Excellent work CCK (whose pseudonym I can exlcusively reveal as being that of Chiang Ching-kuo, former dictator of Taiwan. Shhh)

Now that we're a review site, we should qualify for a free copy of "Our friends on the left".

Shall we contact the publisher?

4/16/2006 06:49:00 PM  
Anonymous Anonymous said...

I thought you might have some points, until I saw Proyect's imprimatur. It might as well have been Ratzinger's recommendation.

4/16/2006 09:38:00 PM  
Anonymous Anonymous said...

Of the 'socialists':
Simple minded optimism : Berman opted or felt compelled to label this 'group' as possessing such.
Wonder why.

"If they had looked the Nazis in the face, they would have realized that war was inevitable."
Oh really?
Did he have a multi-brain probe?
OS

4/16/2006 10:48:00 PM  
Anonymous Anonymous said...

This review doesn't fundementally challenge the book in the any way. All they could find were a few quibbles. It's very telling that they felt unable to make a proper argument against the thrust of the books message.

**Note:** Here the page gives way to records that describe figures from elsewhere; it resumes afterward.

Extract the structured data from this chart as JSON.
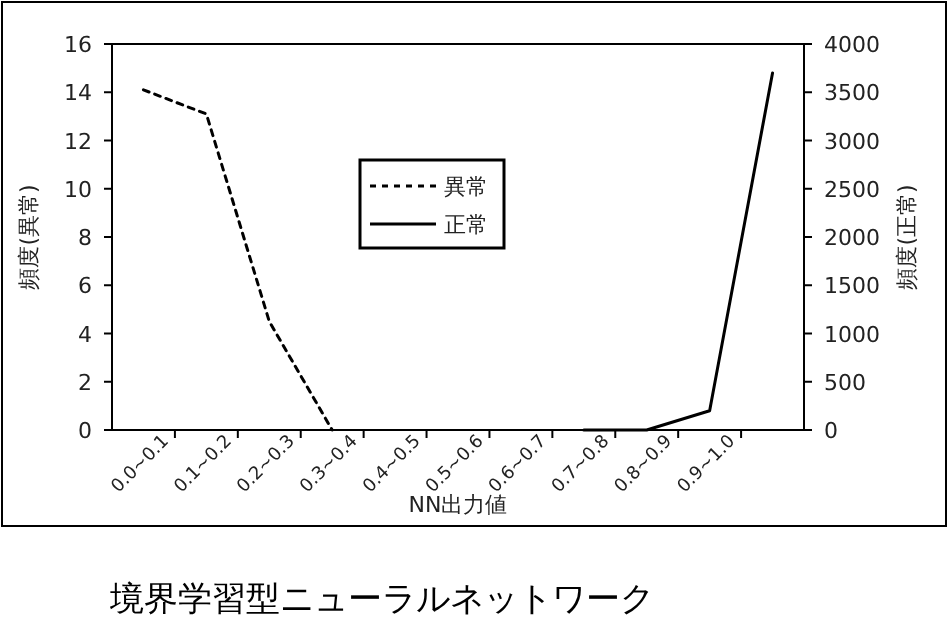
{
  "chart_data": {
    "type": "line",
    "xlabel": "NN出力値",
    "ylabel": "頻度(異常)",
    "y2label": "頻度(正常)",
    "categories": [
      "0.0~0.1",
      "0.1~0.2",
      "0.2~0.3",
      "0.3~0.4",
      "0.4~0.5",
      "0.5~0.6",
      "0.6~0.7",
      "0.7~0.8",
      "0.8~0.9",
      "0.9~1.0",
      null
    ],
    "series": [
      {
        "name": "異常",
        "color": "#000000",
        "line_style": "dashed",
        "values": [
          14.1,
          13.1,
          4.5,
          0,
          null,
          null,
          null,
          null,
          null,
          null,
          null
        ]
      },
      {
        "name": "正常",
        "color": "#000000",
        "line_style": "solid",
        "axis": "y2",
        "values": [
          null,
          null,
          null,
          null,
          null,
          null,
          null,
          0,
          0,
          200,
          3700
        ]
      }
    ],
    "ylim": [
      0,
      16
    ],
    "yticks": [
      0,
      2,
      4,
      6,
      8,
      10,
      12,
      14,
      16
    ],
    "y2lim": [
      0,
      4000
    ],
    "y2ticks": [
      0,
      500,
      1000,
      1500,
      2000,
      2500,
      3000,
      3500,
      4000
    ],
    "legend": "top",
    "grid": false,
    "marker": "none",
    "annotations": [
      "境界学習型ニューラルネットワーク"
    ]
  }
}
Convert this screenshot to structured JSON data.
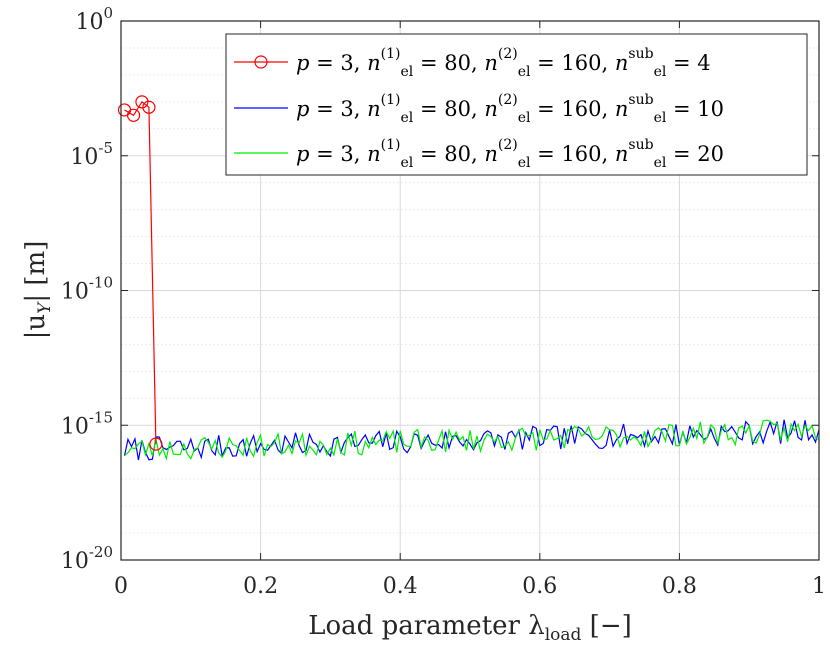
{
  "chart_data": {
    "type": "line",
    "title": "",
    "xlabel": "Load parameter λ_load [−]",
    "xlabel_parts": {
      "main": "Load parameter λ",
      "sub": "load",
      "unit": " [−]"
    },
    "ylabel": "|u_Y| [m]",
    "ylabel_parts": {
      "open": "|u",
      "sub": "Y",
      "close": "| [m]"
    },
    "xlim": [
      0,
      1
    ],
    "ylim_log10": [
      -20,
      0
    ],
    "yscale": "log",
    "grid": true,
    "legend_position": "top-right",
    "x_ticks": [
      {
        "value": 0,
        "label": "0"
      },
      {
        "value": 0.2,
        "label": "0.2"
      },
      {
        "value": 0.4,
        "label": "0.4"
      },
      {
        "value": 0.6,
        "label": "0.6"
      },
      {
        "value": 0.8,
        "label": "0.8"
      },
      {
        "value": 1,
        "label": "1"
      }
    ],
    "y_ticks": [
      {
        "exp": 0,
        "base": "10",
        "power": "0"
      },
      {
        "exp": -5,
        "base": "10",
        "power": "-5"
      },
      {
        "exp": -10,
        "base": "10",
        "power": "-10"
      },
      {
        "exp": -15,
        "base": "10",
        "power": "-15"
      },
      {
        "exp": -20,
        "base": "10",
        "power": "-20"
      }
    ],
    "series": [
      {
        "name": "p = 3, n_el^(1) = 80, n_el^(2) = 160, n_el^sub = 4",
        "label": {
          "p": "3",
          "n1": "80",
          "n2": "160",
          "nsub": "4"
        },
        "color": "#ff0000",
        "marker": "circle",
        "x": [
          0.005,
          0.018,
          0.03,
          0.04,
          0.05
        ],
        "y_log10": [
          -3.3,
          -3.5,
          -3.0,
          -3.2,
          -15.7
        ]
      },
      {
        "name": "p = 3, n_el^(1) = 80, n_el^(2) = 160, n_el^sub = 10",
        "label": {
          "p": "3",
          "n1": "80",
          "n2": "160",
          "nsub": "10"
        },
        "color": "#0000ff",
        "marker": "none",
        "seed": 7,
        "x_start": 0.005,
        "x_end": 1.0,
        "points": 200,
        "y_base_start": -15.9,
        "y_base_end": -15.2,
        "noise": 0.9
      },
      {
        "name": "p = 3, n_el^(1) = 80, n_el^(2) = 160, n_el^sub = 20",
        "label": {
          "p": "3",
          "n1": "80",
          "n2": "160",
          "nsub": "20"
        },
        "color": "#00ee00",
        "marker": "none",
        "seed": 23,
        "x_start": 0.005,
        "x_end": 1.0,
        "points": 200,
        "y_base_start": -15.9,
        "y_base_end": -15.2,
        "noise": 0.9
      }
    ]
  },
  "legend": {
    "entries": [
      {
        "p_label": "p",
        "n_label": "n",
        "sub_el": "el",
        "sup1": "(1)",
        "sup2": "(2)",
        "supsub": "sub",
        "p": "3",
        "n1": "80",
        "n2": "160",
        "nsub": "4"
      },
      {
        "p_label": "p",
        "n_label": "n",
        "sub_el": "el",
        "sup1": "(1)",
        "sup2": "(2)",
        "supsub": "sub",
        "p": "3",
        "n1": "80",
        "n2": "160",
        "nsub": "10"
      },
      {
        "p_label": "p",
        "n_label": "n",
        "sub_el": "el",
        "sup1": "(1)",
        "sup2": "(2)",
        "supsub": "sub",
        "p": "3",
        "n1": "80",
        "n2": "160",
        "nsub": "20"
      }
    ]
  }
}
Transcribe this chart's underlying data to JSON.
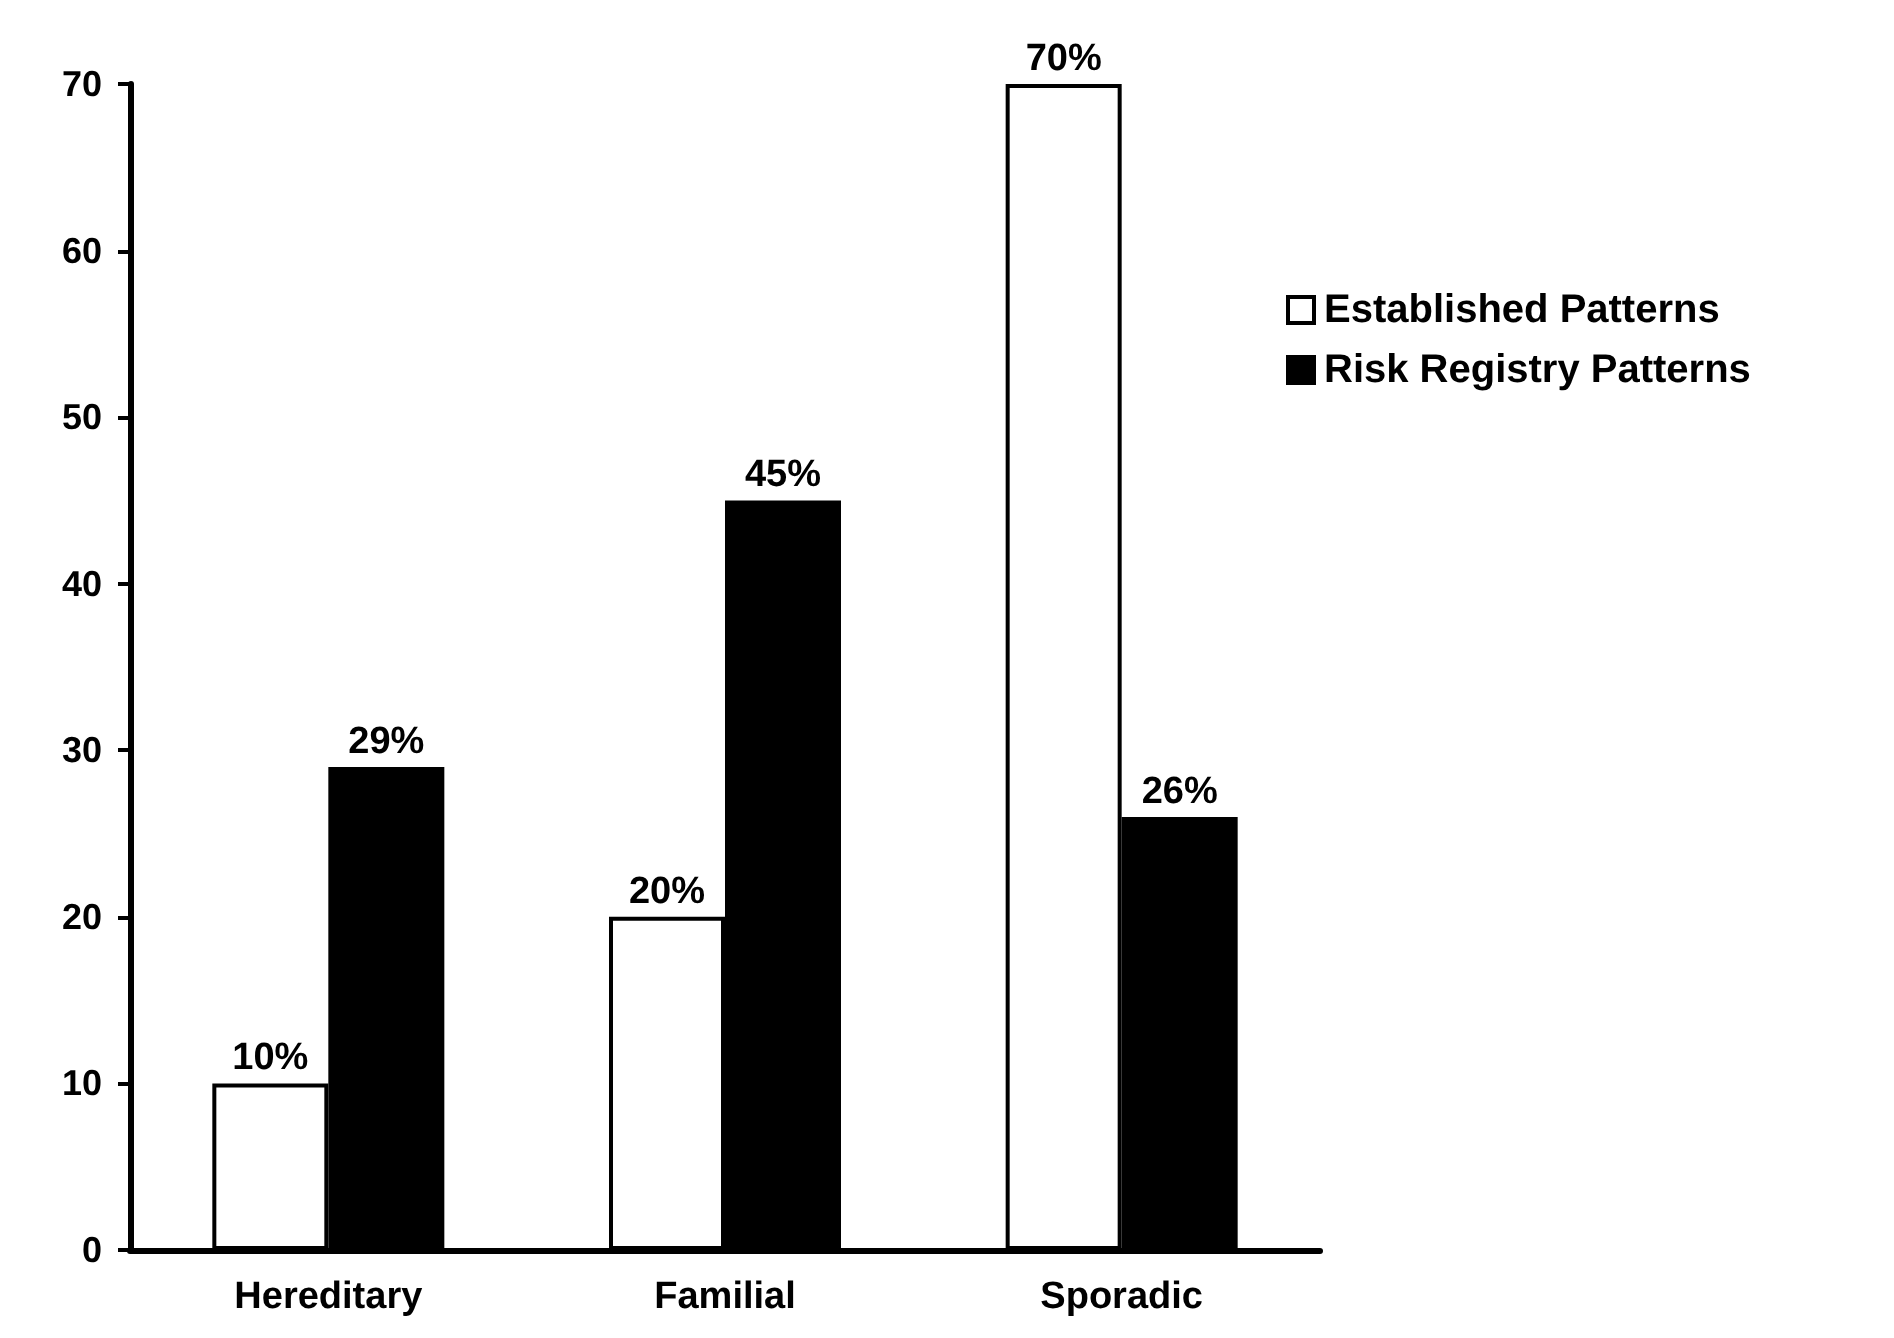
{
  "chart_data": {
    "type": "bar",
    "categories": [
      "Hereditary",
      "Familial",
      "Sporadic"
    ],
    "series": [
      {
        "name": "Established Patterns",
        "color": "#ffffff",
        "values": [
          10,
          20,
          70
        ],
        "value_labels": [
          "10%",
          "20%",
          "70%"
        ]
      },
      {
        "name": "Risk Registry Patterns",
        "color": "#000000",
        "values": [
          29,
          45,
          26
        ],
        "value_labels": [
          "29%",
          "45%",
          "26%"
        ]
      }
    ],
    "ylim": [
      0,
      70
    ],
    "yticks": [
      0,
      10,
      20,
      30,
      40,
      50,
      60,
      70
    ],
    "legend": "right"
  }
}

Typical marxist propaganda is to just claim all political opponents are liars so we don't have to listen to them.

4/16/2006 11:40:00 PM  
Anonymous Anonymous said...

Dan: would you please explain which review you're referring to and who 'they' are: not having read Berman's book I don't know what the message you're gleaning is.OS

4/17/2006 12:02:00 AM  
Blogger Saneman said...

Spotted Aaranovitch as one of the talking heads on one of Channel 5 crappy countdown-style program, "the 50 most outrageous programs in TV history ever!!".

I know, for shame, but
1) I never watch TV usually, ok?
2) It was great to see Aaro discuss at length about S&M and kinky sex, looks like he was booked as an expert on the subject... or at least a hack desperate enough to appear on the program!

4/17/2006 09:30:00 AM  
Blogger Sonic said...

Great work!

4/17/2006 09:56:00 PM  
Blogger StuartA said...

I have to say thanks for a very interesting dissection of Berman's book. An essay that extensively researched deserves a wider audience.

It's long seemed very strange to me that decentists are so keen to cite as a key influence such a thinly sourced, and ultimately not very persuasive, book. I didn't realise, though, just how inaccurately Berman characterised his sources. It makes it doubly curious that they simultaneously feel able to attack Chomsky for being unscrupulous with his citations.

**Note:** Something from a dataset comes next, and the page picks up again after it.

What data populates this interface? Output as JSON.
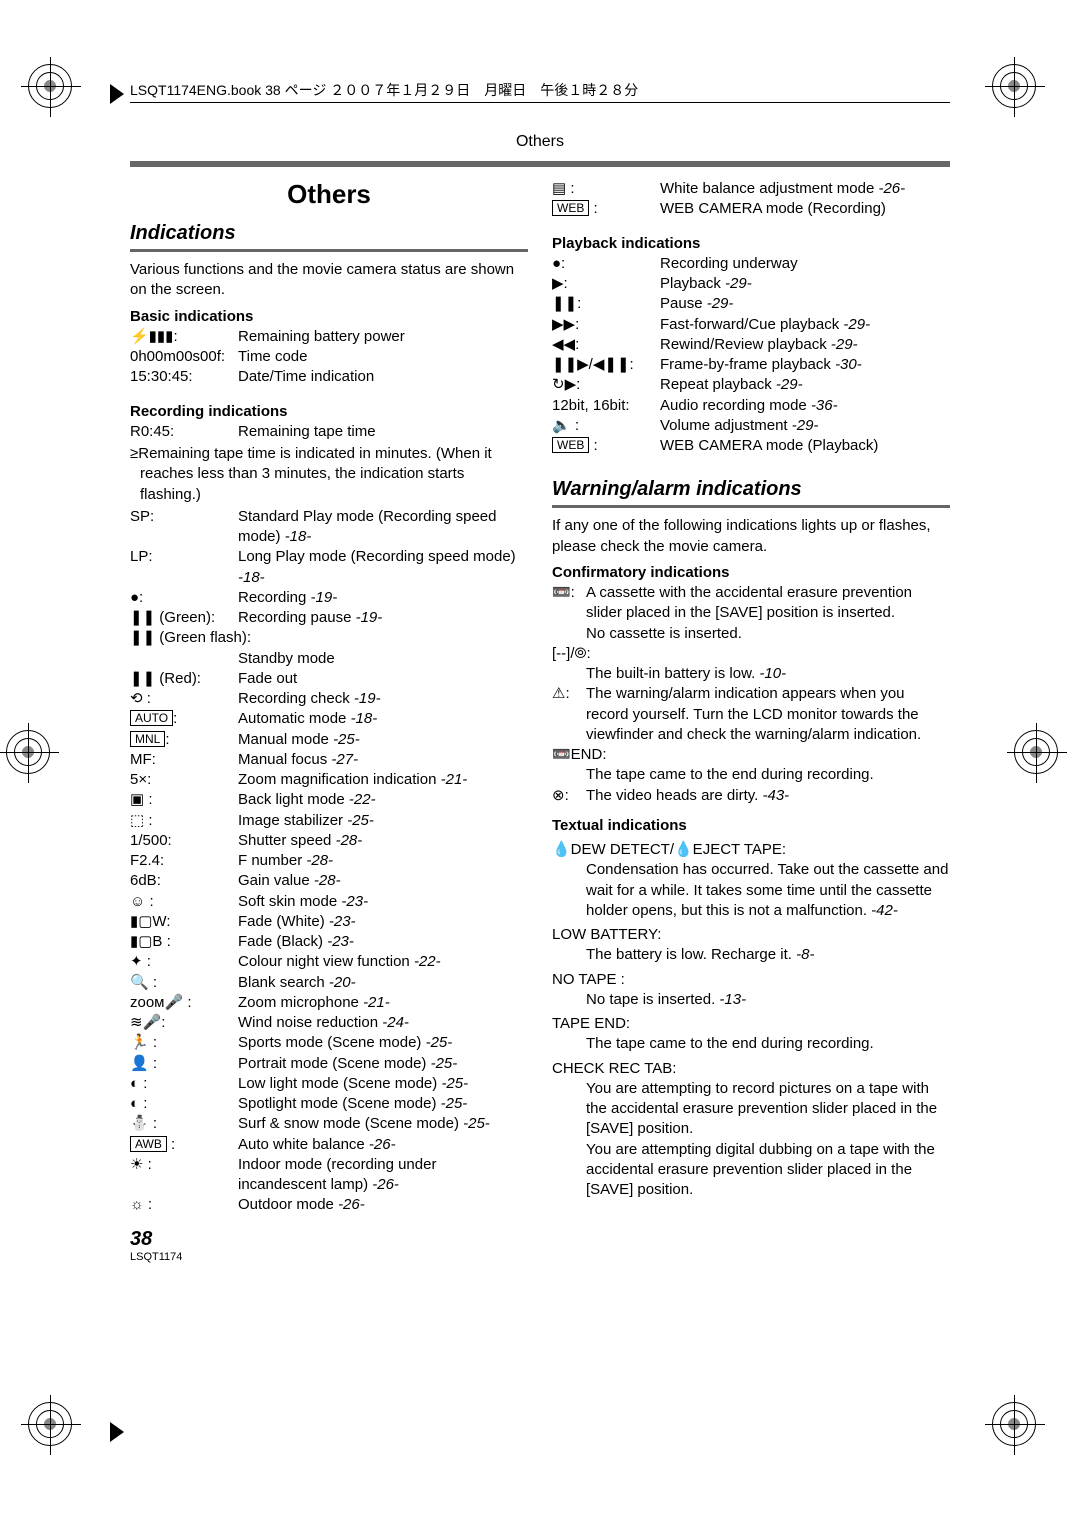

One aspect of all this that would seem worth looking into further is the decentists' general lack of interest in economic questions. Chomsky constantly emphasises capitalist motivation behind Western foreign policy, whereas Berman fans point instead to elevated principle. But I've never seen a decentist take on this question directly -- instead attacks on leftists are largely confined to mention of alliances with Islamists, anti-semitism, etc. The best they have by way of response, it seems, is some faulty lit. crit.

I find it telling that the book apparently providing theoretical underpinning for the decentist movement rests so precariously on a superficial reading of Camus. Will Cohen's attempt be any better?

4/18/2006 01:42:00 PM  
Blogger Vinny said...

"The Twilight of American Culture" by Morris Berman. Published 2000 by W.M. Norton and Co. New York. Essential reading in my view. No relation I assume?
V.

4/18/2006 07:46:00 PM  
Anonymous Anonymous said...

Off topic: 2) It was great to see Aaro discuss at length about S&M and kinky sex, looks like he was booked as an expert on the subject... or at least a hack desperate enough to appear on the program!

DA, an expert? Ha! He did a three-part C5 programme called 'Whatever Turns You On', which meant he got to jet round the world pontificating about sexual behaviour. Worth a laugh for seeing him naked in a hot tub, and when he gets into an impromptu bondage session. (I've still got the last episode on tape somewhere...tee hee) What is the Decent position on sex, I wonder?